Mensonge et désinformation !

Si on vous dit que le but de cet article est de PERMETTRE cela, on vous ment à l’insu de votre plein gré : Cette possibilité existe depuis des décénnies déjà. Elle fut appliquée lors du procès de Patrick Dills, qui avait pris une peine de prison à perpétuité en première instance pour un crime présumé commis à l’âge de 16 ans (on sait ce qu’il en avait été finalement, il fut innocenté longtemps après). Vous avez bien entendu : la perpétuité à un mineur de 16 ans. Elle fut appliquée plus récemment en avril 2004 contre Julien, 17 ans, accusé du meurtre de sa camarade Alice, 15 ans : il avait pris 22 ans de prison en première instance, il encourait lui aussi la détention à perpétuité. Cela s’est vu encore plus récemment dans l’affaire Ghofrane : une fois de plus, l’excuse de minorité n’a pas été retenue pour les mineurs.

Cette affirmation de Libé et du JDD est donc un mensonge. Ou alors une erreur grave. Mais laissons-leur le bénéfice du doute : ils ne sont quand-même pas incompétents à ce point ?
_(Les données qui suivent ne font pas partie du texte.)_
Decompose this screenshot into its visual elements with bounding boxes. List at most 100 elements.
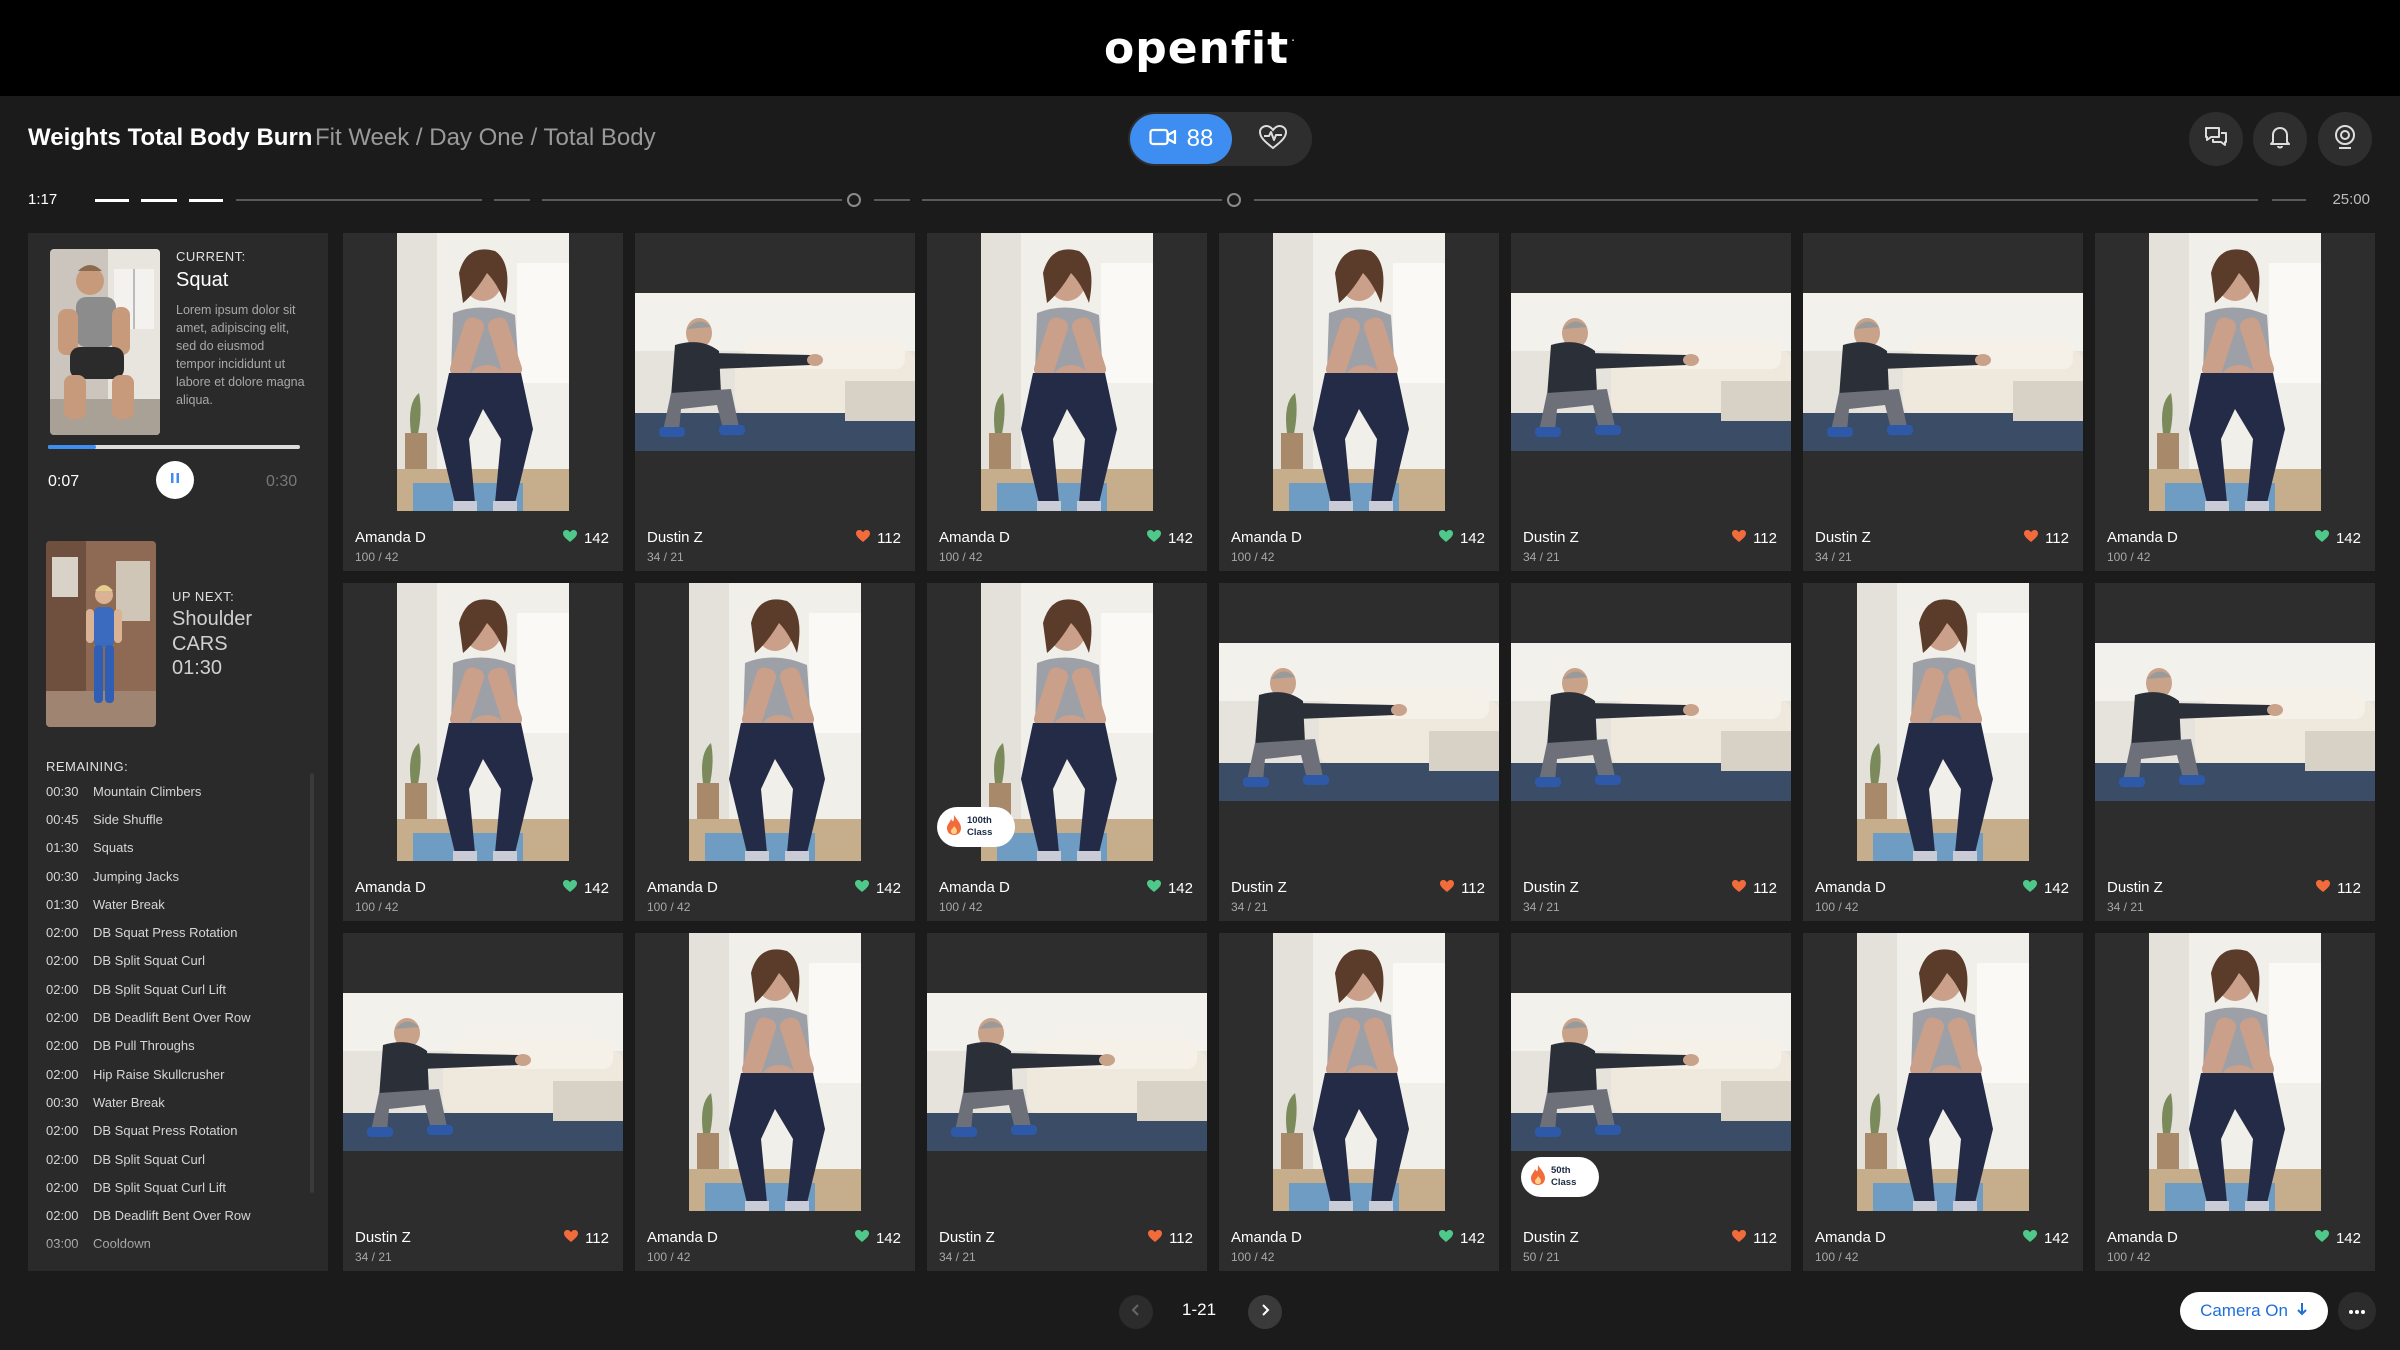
timeline-segment[interactable] (1254, 199, 2258, 201)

La réalité, c’est que ce texte de loi à pour but d’obliger le fait de ne pas retenir l’excuse de minorité ou presque, puisqu’en cas de récidive, l’excuse de minorité n’est d’office plus appliquée, sauf si le tribunal en décide autrement dans une décision spéciale, et spécialement motivée.

Il s’agit en fait de transformer une possibilité exceptionnelle en règle de base, pour faire de l’excuse de minorité une exception : dit autrement, les mineurs récidivistes ne seront, par défaut, plus considérés comme des mineurs. Mais sans avoir les droits qui ont trait aux majeurs bien entendu. Or, cela est contraire aux articles premiers, 3ème, 37ème et 40ème de la Convention Internationale des Droits de l’Enfant. Rien que ça !

On comprend pourquoi le gouvernement a tant intérêt de faire passer le message qu’ils offrent seulement une possibilité, au lieu de dire haut et fort qu’ils vont commettre un acte qui va encore faire passer notre pays pour une lanterne rouge des droits de l’enfant au niveau international.

Et des journalistes s’y laissent prendre. Nommément, Libération et le Journal Du Dimanche.

Quelle peine sans excuse de minorité, pour ces récidivistes de la désinformation ?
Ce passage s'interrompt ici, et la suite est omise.